Гинзберг жил своего рода литературным «из грязи в князи» — с первых дней в качестве внушающего страх, критикуемого и «грязного» поэта до своего более позднего положения в том, что Ричард Костелянец назвал «пантеоном американской литературы». Он был одним из самых влиятельных поэтов своего поколения и, по словам Джеймса Ф. Мерсмана, «великой фигурой в истории поэзии». По словам автора Times Literary Supplement Джеймса Кэмпбелла, «никто не заставил свою поэзию говорить за человека в целом, без каких-либо запретов, больше, чем Гинзберг». Из-за его роста влияния и его стойкости как фигуры в американском искусстве и культуре работы Гинзберга были объектом большого внимания ученых на протяжении всей его жизни. Документальный фильм Джерри Аронсона, 9 лет.0415 The Life and Times of Allen Ginsberg, был выпущен в 1994 году. В том же году Стэнфордский университет заплатил Гинзбергу один миллион долларов за его личные архивы. Новые стихи и сборники предыдущих произведений Гинзберга продолжали регулярно публиковаться. А его письма, журналы и даже его фотографии коллег-битников дали критикам и ученым новое представление о жизни и творчестве этого поэта.

Весной 1997 года, когда Гинзберг уже страдал от диабета и хронического гепатита, у него обнаружили рак печени. Узнав об этой болезни, Гинзберг сразу же написал двенадцать коротких стихотворений. На следующий день он перенес инсульт и впал в кому. Через два дня он умер. В New York Times, Гинзберг запомнился Уильяму Берроузу как «великий человек с мировым влиянием».

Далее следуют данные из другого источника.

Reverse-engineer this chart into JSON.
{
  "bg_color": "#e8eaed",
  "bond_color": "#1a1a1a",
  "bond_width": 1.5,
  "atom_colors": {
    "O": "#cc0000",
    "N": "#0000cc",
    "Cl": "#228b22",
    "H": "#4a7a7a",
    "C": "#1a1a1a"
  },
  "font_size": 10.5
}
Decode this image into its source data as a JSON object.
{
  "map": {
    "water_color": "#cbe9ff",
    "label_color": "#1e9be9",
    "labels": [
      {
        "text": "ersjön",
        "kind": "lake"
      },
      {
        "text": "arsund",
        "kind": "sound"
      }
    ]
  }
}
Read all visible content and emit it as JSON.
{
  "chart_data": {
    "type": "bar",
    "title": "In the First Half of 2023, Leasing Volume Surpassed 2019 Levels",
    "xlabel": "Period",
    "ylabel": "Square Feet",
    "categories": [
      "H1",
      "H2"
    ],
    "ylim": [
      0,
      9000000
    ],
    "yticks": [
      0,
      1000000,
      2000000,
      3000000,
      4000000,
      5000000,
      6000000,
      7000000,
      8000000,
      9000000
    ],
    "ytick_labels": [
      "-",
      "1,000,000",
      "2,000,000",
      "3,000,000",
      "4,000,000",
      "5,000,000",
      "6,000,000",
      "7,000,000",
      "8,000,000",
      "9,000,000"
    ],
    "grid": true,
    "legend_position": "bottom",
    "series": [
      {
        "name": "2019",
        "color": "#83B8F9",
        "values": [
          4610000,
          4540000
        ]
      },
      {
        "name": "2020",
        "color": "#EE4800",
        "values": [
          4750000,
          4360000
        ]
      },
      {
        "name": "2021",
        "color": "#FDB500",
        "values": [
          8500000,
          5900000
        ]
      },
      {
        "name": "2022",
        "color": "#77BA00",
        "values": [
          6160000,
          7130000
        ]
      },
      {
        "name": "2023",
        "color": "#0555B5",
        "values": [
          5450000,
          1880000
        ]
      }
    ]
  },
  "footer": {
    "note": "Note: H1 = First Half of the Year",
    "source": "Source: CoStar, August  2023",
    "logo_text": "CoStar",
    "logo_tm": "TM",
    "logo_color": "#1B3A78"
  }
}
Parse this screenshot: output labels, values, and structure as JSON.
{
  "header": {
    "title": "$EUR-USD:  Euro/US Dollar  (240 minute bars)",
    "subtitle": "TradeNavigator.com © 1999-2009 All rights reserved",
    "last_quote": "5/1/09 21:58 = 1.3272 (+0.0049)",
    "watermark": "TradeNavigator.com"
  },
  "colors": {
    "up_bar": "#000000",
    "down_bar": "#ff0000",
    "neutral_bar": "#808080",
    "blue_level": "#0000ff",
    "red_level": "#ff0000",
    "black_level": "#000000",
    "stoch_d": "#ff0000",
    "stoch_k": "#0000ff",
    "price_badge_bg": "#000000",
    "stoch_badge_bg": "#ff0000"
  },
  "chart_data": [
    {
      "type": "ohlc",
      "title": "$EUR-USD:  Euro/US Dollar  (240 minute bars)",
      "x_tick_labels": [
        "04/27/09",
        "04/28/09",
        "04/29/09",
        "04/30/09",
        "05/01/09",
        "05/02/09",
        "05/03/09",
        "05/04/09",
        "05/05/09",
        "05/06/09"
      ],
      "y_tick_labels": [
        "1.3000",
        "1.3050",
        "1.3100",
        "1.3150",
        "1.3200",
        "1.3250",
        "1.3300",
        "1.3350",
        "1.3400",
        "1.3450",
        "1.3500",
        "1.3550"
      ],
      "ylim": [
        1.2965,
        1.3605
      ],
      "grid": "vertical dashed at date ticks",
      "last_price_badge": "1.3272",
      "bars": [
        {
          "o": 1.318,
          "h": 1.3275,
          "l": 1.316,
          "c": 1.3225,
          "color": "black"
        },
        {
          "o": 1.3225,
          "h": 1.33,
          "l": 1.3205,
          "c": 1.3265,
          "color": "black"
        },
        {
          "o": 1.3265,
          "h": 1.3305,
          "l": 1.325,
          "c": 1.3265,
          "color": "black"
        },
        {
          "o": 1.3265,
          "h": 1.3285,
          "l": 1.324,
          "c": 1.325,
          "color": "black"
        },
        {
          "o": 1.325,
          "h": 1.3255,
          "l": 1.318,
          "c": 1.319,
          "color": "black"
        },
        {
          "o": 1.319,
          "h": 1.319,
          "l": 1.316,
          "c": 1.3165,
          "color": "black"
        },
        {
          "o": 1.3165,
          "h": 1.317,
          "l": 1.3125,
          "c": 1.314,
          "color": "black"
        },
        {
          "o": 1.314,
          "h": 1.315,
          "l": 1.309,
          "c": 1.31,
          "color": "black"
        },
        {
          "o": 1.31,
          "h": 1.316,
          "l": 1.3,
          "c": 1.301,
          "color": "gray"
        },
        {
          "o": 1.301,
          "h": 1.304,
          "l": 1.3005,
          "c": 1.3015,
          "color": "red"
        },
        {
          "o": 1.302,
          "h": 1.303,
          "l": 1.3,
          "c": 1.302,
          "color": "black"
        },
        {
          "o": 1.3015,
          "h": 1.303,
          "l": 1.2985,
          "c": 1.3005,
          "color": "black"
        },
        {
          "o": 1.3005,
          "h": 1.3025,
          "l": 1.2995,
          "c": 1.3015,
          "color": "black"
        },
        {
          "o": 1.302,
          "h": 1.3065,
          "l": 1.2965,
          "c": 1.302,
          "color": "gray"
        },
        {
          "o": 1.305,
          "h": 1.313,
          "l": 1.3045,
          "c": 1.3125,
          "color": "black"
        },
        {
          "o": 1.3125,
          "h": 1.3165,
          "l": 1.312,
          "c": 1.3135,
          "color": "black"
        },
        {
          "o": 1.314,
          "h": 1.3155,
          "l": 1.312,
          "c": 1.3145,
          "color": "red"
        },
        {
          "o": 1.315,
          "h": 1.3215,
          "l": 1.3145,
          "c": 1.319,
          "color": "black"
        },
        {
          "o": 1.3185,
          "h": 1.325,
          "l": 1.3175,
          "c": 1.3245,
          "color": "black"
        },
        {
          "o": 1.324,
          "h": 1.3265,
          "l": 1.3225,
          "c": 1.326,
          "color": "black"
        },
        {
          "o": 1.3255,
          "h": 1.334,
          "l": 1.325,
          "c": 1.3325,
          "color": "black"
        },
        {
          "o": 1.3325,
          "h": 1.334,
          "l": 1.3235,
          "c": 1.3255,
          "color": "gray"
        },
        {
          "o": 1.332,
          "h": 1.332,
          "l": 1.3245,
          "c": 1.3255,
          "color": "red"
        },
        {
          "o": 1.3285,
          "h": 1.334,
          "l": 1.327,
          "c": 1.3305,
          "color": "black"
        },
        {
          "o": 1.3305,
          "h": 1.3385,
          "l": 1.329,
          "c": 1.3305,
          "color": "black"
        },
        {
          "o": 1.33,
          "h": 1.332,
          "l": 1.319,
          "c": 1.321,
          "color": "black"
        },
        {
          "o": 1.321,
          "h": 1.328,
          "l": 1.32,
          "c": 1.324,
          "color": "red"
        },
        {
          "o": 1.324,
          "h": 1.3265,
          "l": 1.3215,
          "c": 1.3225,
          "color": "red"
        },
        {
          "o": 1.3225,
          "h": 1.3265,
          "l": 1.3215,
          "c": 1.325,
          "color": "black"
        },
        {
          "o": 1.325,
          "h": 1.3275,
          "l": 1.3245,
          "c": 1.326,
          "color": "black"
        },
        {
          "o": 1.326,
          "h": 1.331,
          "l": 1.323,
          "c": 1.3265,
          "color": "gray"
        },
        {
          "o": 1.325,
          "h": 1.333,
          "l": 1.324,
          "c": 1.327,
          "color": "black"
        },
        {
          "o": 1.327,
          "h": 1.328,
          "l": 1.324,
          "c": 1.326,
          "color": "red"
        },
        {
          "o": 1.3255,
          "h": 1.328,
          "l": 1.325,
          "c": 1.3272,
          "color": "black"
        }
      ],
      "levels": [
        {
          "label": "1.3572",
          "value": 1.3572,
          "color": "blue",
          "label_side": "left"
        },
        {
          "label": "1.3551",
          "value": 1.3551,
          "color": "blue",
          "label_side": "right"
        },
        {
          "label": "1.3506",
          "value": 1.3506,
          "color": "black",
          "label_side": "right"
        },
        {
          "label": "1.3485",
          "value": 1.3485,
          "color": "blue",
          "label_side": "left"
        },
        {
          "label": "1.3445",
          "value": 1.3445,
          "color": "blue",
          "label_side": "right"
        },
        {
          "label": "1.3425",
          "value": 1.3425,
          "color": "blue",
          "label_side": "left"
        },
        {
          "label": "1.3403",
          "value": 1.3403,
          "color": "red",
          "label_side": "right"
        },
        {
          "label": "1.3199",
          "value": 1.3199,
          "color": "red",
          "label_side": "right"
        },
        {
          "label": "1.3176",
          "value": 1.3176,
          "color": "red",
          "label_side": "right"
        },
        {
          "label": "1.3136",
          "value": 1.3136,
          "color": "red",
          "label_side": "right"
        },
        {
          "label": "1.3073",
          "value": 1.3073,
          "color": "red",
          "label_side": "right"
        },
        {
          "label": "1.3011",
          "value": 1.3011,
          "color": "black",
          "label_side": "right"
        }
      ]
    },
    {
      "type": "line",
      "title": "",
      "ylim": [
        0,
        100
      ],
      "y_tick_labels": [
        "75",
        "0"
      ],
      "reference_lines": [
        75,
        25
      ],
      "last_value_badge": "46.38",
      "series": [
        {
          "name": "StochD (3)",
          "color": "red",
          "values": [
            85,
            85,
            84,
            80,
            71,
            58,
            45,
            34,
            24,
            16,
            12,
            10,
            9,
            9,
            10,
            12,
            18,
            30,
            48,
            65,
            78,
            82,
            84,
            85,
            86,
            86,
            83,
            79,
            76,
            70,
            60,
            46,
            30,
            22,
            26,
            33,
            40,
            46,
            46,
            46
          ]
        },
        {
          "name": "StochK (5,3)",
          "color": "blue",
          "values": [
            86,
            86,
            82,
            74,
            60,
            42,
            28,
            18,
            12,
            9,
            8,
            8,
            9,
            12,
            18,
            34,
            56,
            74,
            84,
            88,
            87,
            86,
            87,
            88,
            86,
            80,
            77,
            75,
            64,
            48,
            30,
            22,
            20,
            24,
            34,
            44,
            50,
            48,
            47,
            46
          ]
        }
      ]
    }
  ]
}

Поэзия Гинзберга за последние несколько лет его жизни собрана в сборнике «Смерть и слава: стихи, 1993–1997». В этот том вошли работы, созданные Гинзбергом сразу после того, как он узнал о своем раке. Обозреватель Publishers Weekly , который признал, что «никогда не было такого публичного американского поэта, как Гинзберг», описал Death and Fame как «идеальный краеугольный камень благородной жизни». Рэй Олсон и Джек Хелберг, писавшие в Booklist, , нашли поэзию Гинзберга «отшлифованной, если не сдержанной», а Рошель Ратнер в оценке Library Journal отметила, что «нежность и забота Гинзберга… очень очевидны».

Другая из посмертных публикаций Гинзберга, Умышленная проза: Избранные эссе, 1952-1995, представляет более ста пятидесяти эссе на такие темы, как ядерное оружие; война во Вьетнаме; цензура; поэты, такие как Уолт Уитмен и битник Грегори Корсо; и другие светила культуры, включая музыканта Джона Леннона и фотографа Роберта Франка. А 9Критик 0415 Publishers Weekly оценил «Преднамеренная проза » как «иногда прекрасную, иногда небрежную» и добавил, что книга «обязательно понравится широкому кругу поклонников [Гинзберга]». Тем временем рецензент Booklist Рэй Олсон счел эссе Гинзберга «более доступными, чем большая часть его стихов».

Какой Гинзберг хотел запомниться? «Как человек в традиции старого американского трансценденталистского индивидуализма, — сказал он, — из этой старой гностической традиции… Торо, Эмерсон, Уитмен… просто перенося ее в 20-й век».